Market capitalization of cryptocurrency represents the dollar value of the currencies circulating coin supply. It is calculated by multiplying the price per coin by the total coins in circulation. While market capitalization can be an indicator of the value of a cryptocurrency, it does not always represent its real value. A lot of times, digital assets can be overvalued or undervalued.
Nevertheless, market cap can tell a story. Cryptocurrencies with low market caps could have the potential for high growth in the future but such potential may be equalled or surpassed by high risks. Such projects may be in their infancy with a lot of milestones to achieve.
Lower Trading Volumes
Research indicates that coins with lower market capitalisation usually has lower average trading volume. This can make it easier to pump up prices. The median price increases are as follows:
- 3.5% (4.8%) for pumps on Discord (Telegram)
- Using the top 75 coins; it was 23%
- (19%) on Discord (Telegram) for coins ranked over 500
It’s quite hard to consolidate prices of cryptocurrencies. Coins with lower market capitalisation usually have lower average trading volume. This can make it easier to carry out pump schemes.

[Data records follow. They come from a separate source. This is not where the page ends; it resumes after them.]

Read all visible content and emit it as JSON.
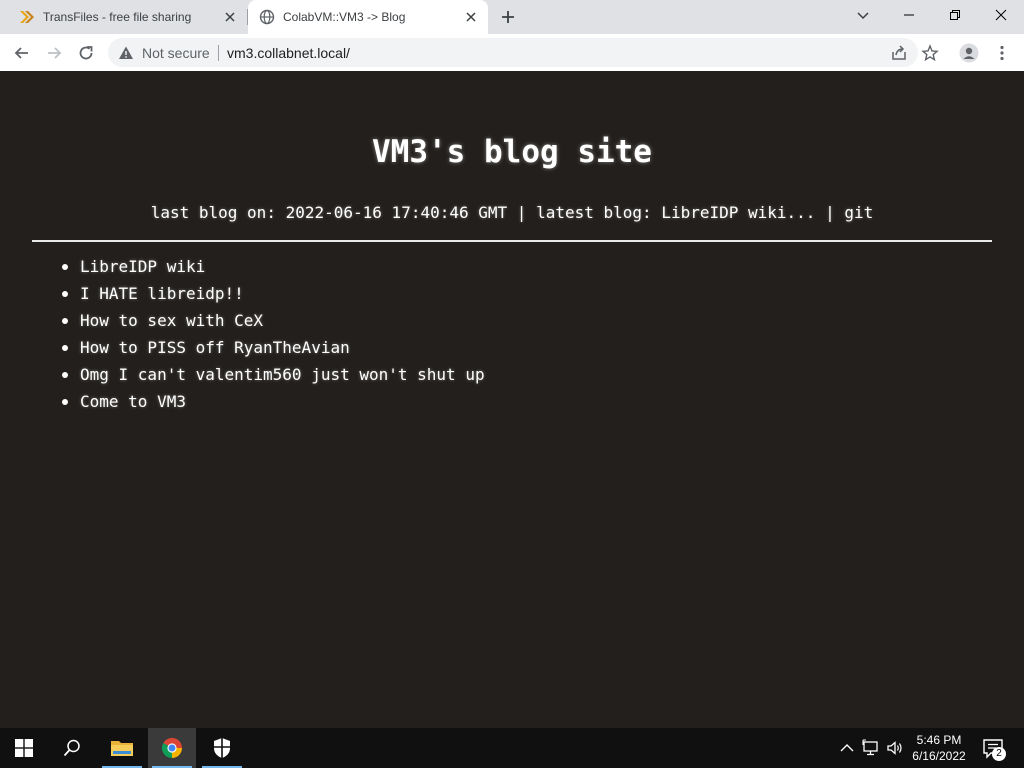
{
  "browser": {
    "tabs": [
      {
        "title": "TransFiles - free file sharing service",
        "active": false,
        "icon": "transfiles-chevron-icon"
      },
      {
        "title": "ColabVM::VM3 -> Blog",
        "active": true,
        "icon": "globe-icon"
      }
    ],
    "security_label": "Not secure",
    "url": "vm3.collabnet.local/"
  },
  "page": {
    "heading": "VM3's blog site",
    "meta": {
      "last_blog_prefix": "last blog on:",
      "last_blog_date": "2022-06-16 17:40:46 GMT",
      "separator": "|",
      "latest_prefix": "latest blog:",
      "latest_link": "LibreIDP wiki...",
      "git_link": "git"
    },
    "posts": [
      "LibreIDP wiki",
      "I HATE libreidp!!",
      "How to sex with CeX",
      "How to PISS off RyanTheAvian",
      "Omg I can't valentim560 just won't shut up",
      "Come to VM3"
    ]
  },
  "taskbar": {
    "time": "5:46 PM",
    "date": "6/16/2022",
    "notification_count": "2"
  },
  "colors": {
    "page_bg": "#221f1c",
    "tabstrip_bg": "#dfe1e5",
    "taskbar_bg": "#101010",
    "accent": "#76b9ed"
  }
}
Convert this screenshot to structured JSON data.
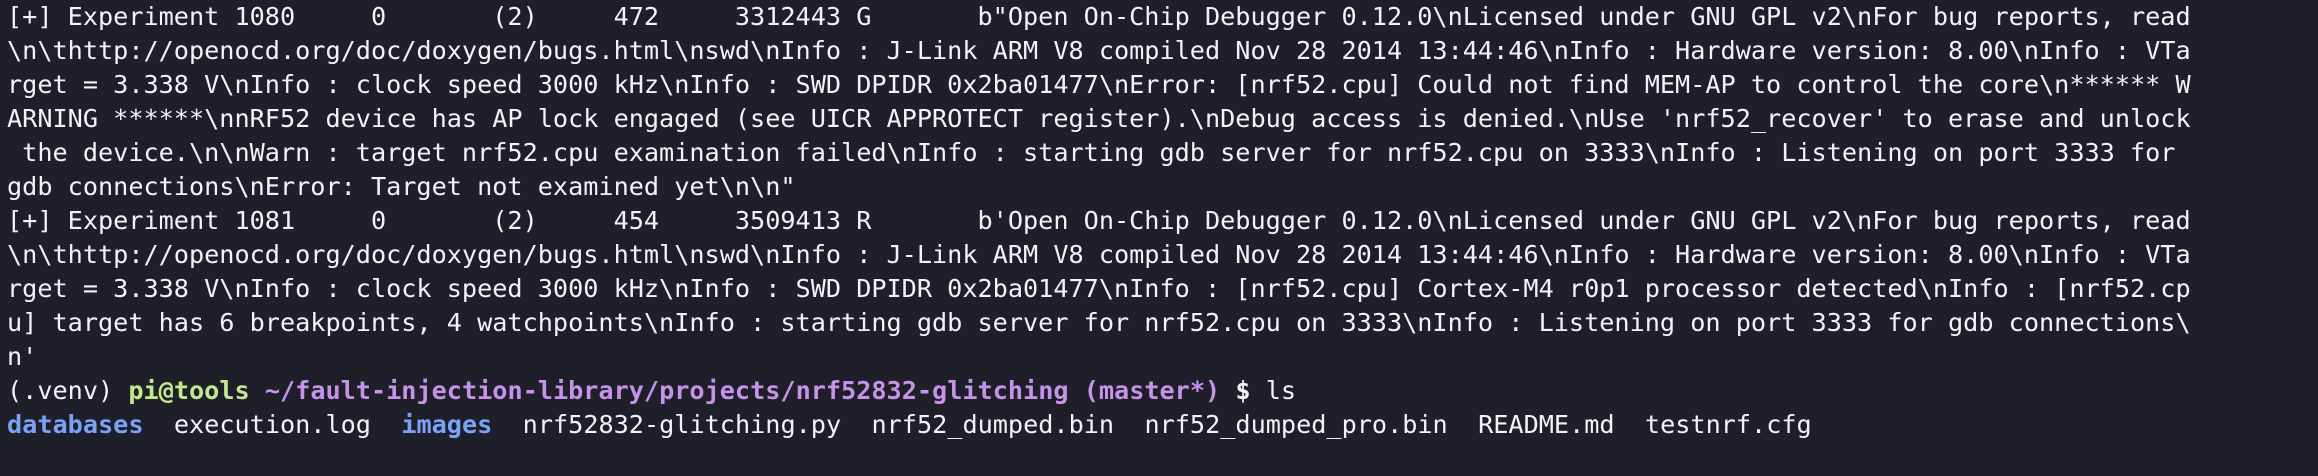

While market cap shows us the position of crypto in relation to other financial markets, it is important to consider the suggestions of economists. Interestingly, many economists suggest bitcoin poses less of a significant risk on the economy. Economist at Université Libre de Bruxelles believes that the market cap of cryptocurrencies remains modest, compared to the size of ‘conventional’ financial markets. Taking this into consideration, one can imagine how small the market is. Scalability and speed are other issues which if not addressed, makes it less competitive in contrast to the likes of Visa.
Ordered Chaos Meets New Technology
For better or for worse, market cap websites for crypto were created to make sense of the ‘ordered chaos’ that was met when trying to compare cryptocurrencies. A deeper look at market cap for cryptocurrencies gives several indications including unreliable Insight into the amount of capital invested, little indication of the quality of the cryptocurrency , and a greater indication of marketing of the digital asset.
Total market cap represents the market cap of all virtual currencies added together. More than 50 percent of the cryptocurrency market cap is Bitcoin alone. This is because most trading occurs between BTC and altcoins since you cannot convert fiat. Taking this into consideration, the nature of market caps for many cryptocurrencies which are based on ERC-20 may become more apparent. This means that an individual that wants to purchase TRX for example, would have to purchase BTC first. Buying BTC influences the market cap positively as every purchase would increase the price and in-turn the market cap.
It is important to have a healthy skepticism toward market cap but also appreciate the stories behind it. The underlying technology of a lot of cryptocurrencies will ultimately overshadow the market cap. Security deficiencies and other facts can quickly erode significant market cap potential.